Many straight engines have been produced for aircraft, particularly from the early years of aviation and through the interwar period leading up to the Second World War. Straight engines were simpler and had low frontal area, reducing drag, and provided better cockpit visibility.

Straight sixes were especially popular in the First World War, and most German and Italian and some British aircraft used descendants of Daimler's pre-war inline six. Prominent examples include the German Mercedes D.III and BMW IIIa, Italian Isotta Fraschini V.4 and British Siddeley Puma.

The British de Havilland Gipsy family of engines and their descendants included straight-four and straight-six upright and inverted air-cooled engines which were used on a wide range of smaller aircraft around the world, including on the Tiger Moth biplane, and helped made the configuration popular for light aircraft. Menasco and Fairchild-Ranger in the United States, Renault in France, Walter in Czechoslovakia, and Hirth in Germany all built a similar range of engines which were popular in their respective markets.
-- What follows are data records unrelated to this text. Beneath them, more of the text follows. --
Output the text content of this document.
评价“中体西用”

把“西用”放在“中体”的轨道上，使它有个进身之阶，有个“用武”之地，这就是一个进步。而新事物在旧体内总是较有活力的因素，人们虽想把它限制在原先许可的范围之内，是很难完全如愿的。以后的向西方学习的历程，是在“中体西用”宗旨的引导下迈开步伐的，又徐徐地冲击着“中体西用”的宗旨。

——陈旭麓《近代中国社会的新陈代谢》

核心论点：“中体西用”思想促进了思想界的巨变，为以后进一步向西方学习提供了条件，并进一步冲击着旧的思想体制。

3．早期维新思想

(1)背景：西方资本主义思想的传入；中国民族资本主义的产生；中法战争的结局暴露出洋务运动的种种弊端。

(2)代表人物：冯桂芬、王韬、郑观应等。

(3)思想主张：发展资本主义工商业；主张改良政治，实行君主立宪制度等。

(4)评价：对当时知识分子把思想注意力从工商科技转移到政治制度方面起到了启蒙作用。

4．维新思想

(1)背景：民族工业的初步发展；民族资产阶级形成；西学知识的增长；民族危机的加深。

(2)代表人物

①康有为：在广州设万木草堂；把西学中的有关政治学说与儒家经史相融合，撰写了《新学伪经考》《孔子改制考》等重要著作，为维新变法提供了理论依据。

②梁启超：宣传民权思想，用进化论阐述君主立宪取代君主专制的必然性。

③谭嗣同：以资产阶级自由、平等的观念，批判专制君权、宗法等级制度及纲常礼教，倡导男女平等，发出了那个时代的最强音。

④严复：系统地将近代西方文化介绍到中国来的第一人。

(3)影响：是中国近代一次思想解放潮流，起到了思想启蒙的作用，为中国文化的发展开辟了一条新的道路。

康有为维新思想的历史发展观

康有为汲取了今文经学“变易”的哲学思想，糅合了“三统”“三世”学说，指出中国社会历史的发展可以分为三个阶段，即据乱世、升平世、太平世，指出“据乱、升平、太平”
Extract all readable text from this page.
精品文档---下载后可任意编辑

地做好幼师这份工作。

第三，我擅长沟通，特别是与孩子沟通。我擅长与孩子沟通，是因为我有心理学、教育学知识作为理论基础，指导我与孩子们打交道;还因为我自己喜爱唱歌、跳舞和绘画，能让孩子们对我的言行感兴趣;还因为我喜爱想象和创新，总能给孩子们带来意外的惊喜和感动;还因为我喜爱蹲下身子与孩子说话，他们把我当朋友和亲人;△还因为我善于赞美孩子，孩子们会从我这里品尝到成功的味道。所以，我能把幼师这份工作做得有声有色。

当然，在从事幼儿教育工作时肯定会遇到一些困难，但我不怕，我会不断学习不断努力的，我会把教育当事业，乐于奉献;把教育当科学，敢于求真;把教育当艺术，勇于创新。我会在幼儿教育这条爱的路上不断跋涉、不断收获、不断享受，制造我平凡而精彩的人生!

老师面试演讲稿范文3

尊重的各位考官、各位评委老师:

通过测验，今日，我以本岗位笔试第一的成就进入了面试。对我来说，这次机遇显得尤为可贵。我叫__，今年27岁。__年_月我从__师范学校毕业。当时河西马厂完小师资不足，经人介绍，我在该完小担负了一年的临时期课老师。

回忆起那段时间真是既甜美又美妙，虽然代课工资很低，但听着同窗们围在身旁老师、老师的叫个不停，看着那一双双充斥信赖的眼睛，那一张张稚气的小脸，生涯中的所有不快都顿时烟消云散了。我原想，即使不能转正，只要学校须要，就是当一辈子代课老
The aviation use of term "inline engine" is used more broadly than for straight engines, since it also applies to other configurations where the cylinders are located in rows (e.g. V engines, W engines, H engines and horizontally opposed engines).

=== Inverted engines ===

Some straight aircraft engines have used an inverted engine configuration, whereby the crankshaft is at the top of the engine and the pistons hang downwards from it. Advantages of the inverted arrangement include a raised thrust line for improved clearance for the propeller, which either allows for the use of a larger, more efficient propeller, or for shorter undercarriage. Since the thrust line is higher, the engine can be mounted lower in the airframe, improving visibility forward, which is no longer blocked by the cylinder heads. It also allows for a simpler exhaust to keep gasses clear from the cockpit.

==Motorcycle use==

In motorcycling, the term "in-line" is sometimes used narrowly, for a straight engine mounted in line with the frame. straight, and inline as equivalent, and use them interchangeably.